Power Up with Proteins and Healthy Fats
Protein is crucial for satiety and maintaining energy levels, and thankfully, there are plenty of vrat-friendly options. Dairy products like paneer and curd are excellent sources. You can make a simple paneer curry without onion or garlic, or simply have a bowl of fresh curd. Peanuts are another fantastic source of protein and healthy fats; they are often added to sabudana khichdi for crunch and nutrition. For a quick and easy snack, makhana (fox nuts) are a brilliant choice. Simply roast them in a little ghee with some rock salt for a light yet filling snack. Almonds, walnuts, and other dry fruits also provide a powerful dose of energy and can be eaten on their own or added to milk-based dishes.
Hydration and Freshness from Fruits
Fruits are a cornerstone of any fasting diet, providing natural sugars for instant energy, along with vital nutrients and hydration. You can eat any seasonal fruit you like. Bananas, apples, and pomegranates are great choices. A simple fruit chaat, made by mixing chopped fruits with a sprinkle of rock salt and a squeeze of lemon, can be a refreshing part of your meal or a standalone snack. You can also blend fruits with milk or curd to make a smoothie, which is both filling and nutritious. Staying hydrated is key during fasting, and fruits are a delicious way to contribute to your fluid intake.
Flavour Without the Fuss
Sattvic cooking uses a limited but effective palette of spices. The most important swap is using sendha namak (rock salt) instead of regular table salt. Cumin seeds (jeera), black pepper, green chillies, and fresh coriander are all you need to make your dishes flavourful. Ghee is the preferred cooking medium, as it is considered pure and adds a rich flavour. By using these simple flavouring agents, you can create delicious meals that adhere to fasting traditions without needing a complicated spice box. The goal is food that is pure, simple, and calming for the body and mind.

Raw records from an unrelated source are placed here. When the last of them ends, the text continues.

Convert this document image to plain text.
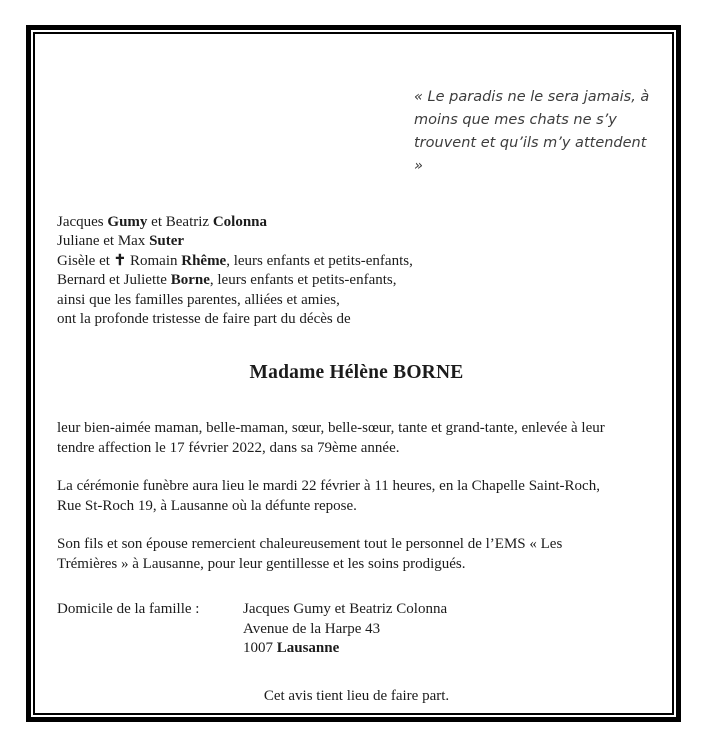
« Le paradis ne le sera jamais, à
moins que mes chats ne s’y
trouvent et qu’ils m’y attendent »
Jacques Gumy et Beatriz Colonna
Juliane et Max Suter
Gisèle et ✝ Romain Rhême, leurs enfants et petits-enfants,
Bernard et Juliette Borne, leurs enfants et petits-enfants,
ainsi que les familles parentes, alliées et amies,
ont la profonde tristesse de faire part du décès de
Madame Hélène BORNE
leur bien-aimée maman, belle-maman, sœur, belle-sœur, tante et grand-tante, enlevée à leur
tendre affection le 17 février 2022, dans sa 79ème année.
La cérémonie funèbre aura lieu le mardi 22 février à 11 heures, en la Chapelle Saint-Roch,
Rue St-Roch 19, à Lausanne où la défunte repose.
Son fils et son épouse remercient chaleureusement tout le personnel de l’EMS « Les
Trémières » à Lausanne, pour leur gentillesse et les soins prodigués.
Domicile de la famille :	Jacques Gumy et Beatriz Colonna
Avenue de la Harpe 43
1007 Lausanne
Cet avis tient lieu de faire part.
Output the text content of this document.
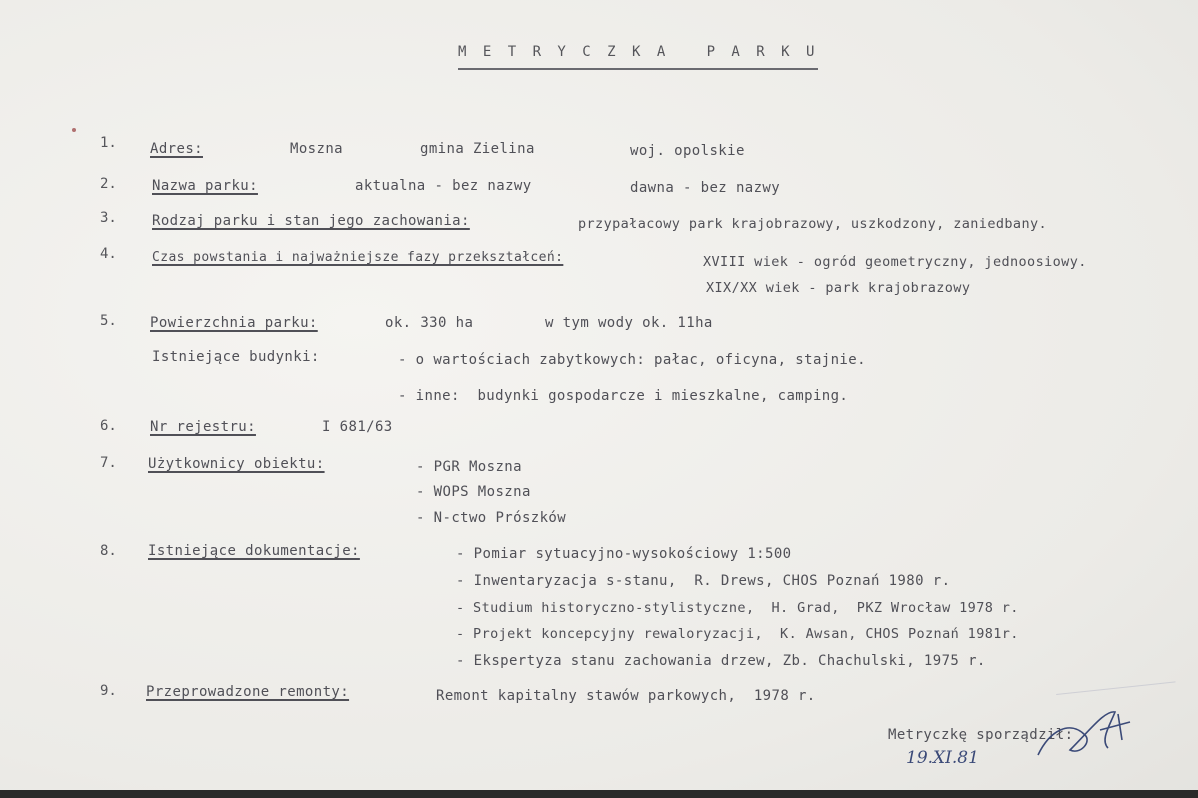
M E T R Y C Z K A   P A R K U
1. Adres:	Mosznа	gmina Zielina	woj. opolskie
2.	Nazwa parku:	aktualna - bez nazwy	dawna - bez nazwy
3.	Rodzaj parku i stan jego zachowania:	przypałacowy park krajobrazowy, uszkodzony, zaniedbany.
4.	Czas powstania i najważniejsze fazy przekształceń:	XVIII wiek - ogród geometryczny, jednoosiowy.
XIX/XX wiek - park krajobrazowy
5. Powierzchnia parku:	ok. 330 ha	w tym wody ok. 11ha
Istniejące budynki:	- o wartościach zabytkowych: pałac, oficyna, stajnie.
- inne:  budynki gospodarcze i mieszkalne, camping.
6. Nr rejestru:	I 681/63
7. Użytkownicy obiektu:	- PGR Moszna
- WOPS Moszna
- N-ctwo Prószków
8. Istniejące dokumentacje:	- Pomiar sytuacyjno-wysokościowy 1:500
- Inwentaryzacja s-stanu,  R. Drews, CHOS Poznań 1980 r.
- Studium historyczno-stylistyczne,  H. Grad,  PKZ Wrocław 1978 r.
- Projekt koncepcyjny rewaloryzacji,  K. Awsan, CHOS Poznań 1981r.
- Ekspertyza stanu zachowania drzew, Zb. Chachulski, 1975 r.
9. Przeprowadzone remonty:	Remont kapitalny stawów parkowych,  1978 r.
Metryczkę sporządził:
19.XI.81
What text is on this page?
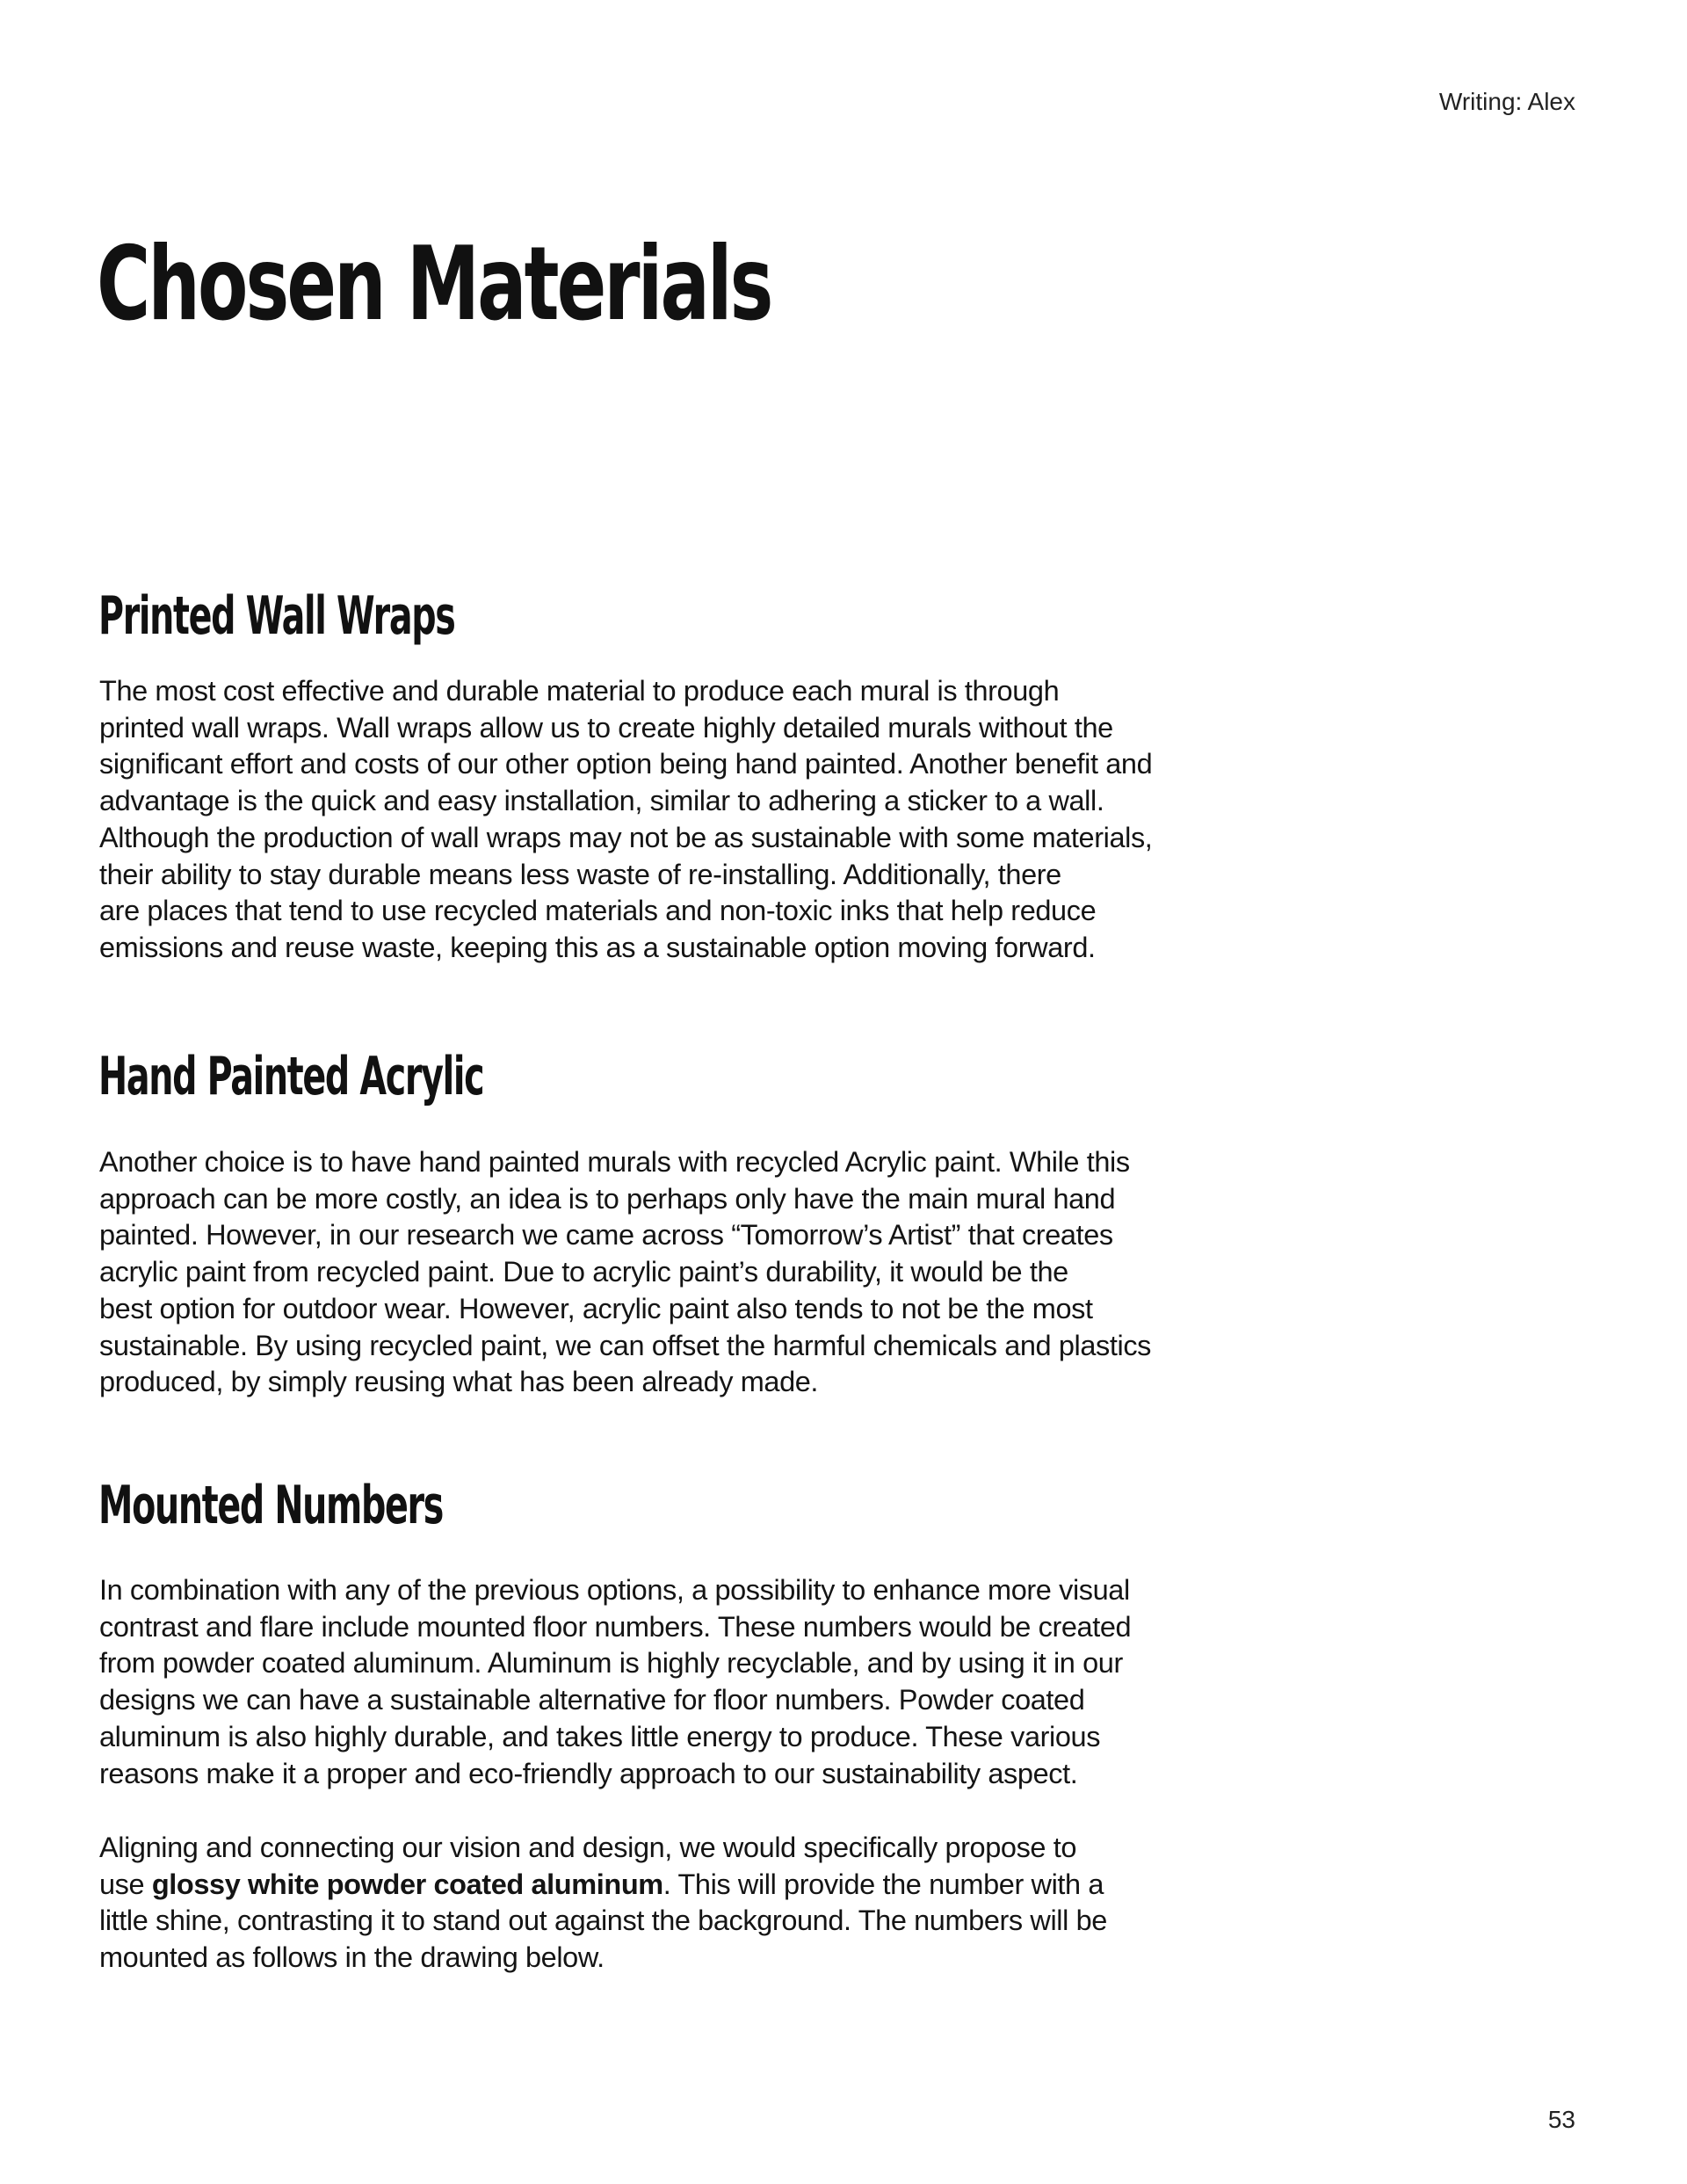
Writing: Alex
Chosen Materials
Printed Wall Wraps
The most cost effective and durable material to produce each mural is through
printed wall wraps. Wall wraps allow us to create highly detailed murals without the
significant effort and costs of our other option being hand painted. Another benefit and
advantage is the quick and easy installation, similar to adhering a sticker to a wall.
Although the production of wall wraps may not be as sustainable with some materials,
their ability to stay durable means less waste of re-installing. Additionally, there
are places that tend to use recycled materials and non-toxic inks that help reduce
emissions and reuse waste, keeping this as a sustainable option moving forward.
Hand Painted Acrylic
Another choice is to have hand painted murals with recycled Acrylic paint. While this
approach can be more costly, an idea is to perhaps only have the main mural hand
painted. However, in our research we came across “Tomorrow’s Artist” that creates
acrylic paint from recycled paint. Due to acrylic paint’s durability, it would be the
best option for outdoor wear. However, acrylic paint also tends to not be the most
sustainable. By using recycled paint, we can offset the harmful chemicals and plastics
produced, by simply reusing what has been already made.
Mounted Numbers
In combination with any of the previous options, a possibility to enhance more visual
contrast and flare include mounted floor numbers. These numbers would be created
from powder coated aluminum. Aluminum is highly recyclable, and by using it in our
designs we can have a sustainable alternative for floor numbers. Powder coated
aluminum is also highly durable, and takes little energy to produce. These various
reasons make it a proper and eco-friendly approach to our sustainability aspect.
Aligning and connecting our vision and design, we would specifically propose to
use glossy white powder coated aluminum. This will provide the number with a
little shine, contrasting it to stand out against the background. The numbers will be
mounted as follows in the drawing below.
53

Assembling Your Nourishing Plate
Putting together a balanced Shravan plate is easy. Start with a serving of a vrat-friendly grain like samak rice pulao or a couple of kuttu rotis. Pair this with a vegetable dish, such as a simple potato curry or lauki sabzi. Add a source of protein like a small bowl of curd or a few cubes of paneer. On the side, include a small portion of fruit chaat or a handful of roasted makhana. This combination ensures you get a good mix of carbohydrates for energy, protein for satiety, and essential vitamins and minerals from vegetables and fruits, creating a meal that is both nourishing and spiritually compliant.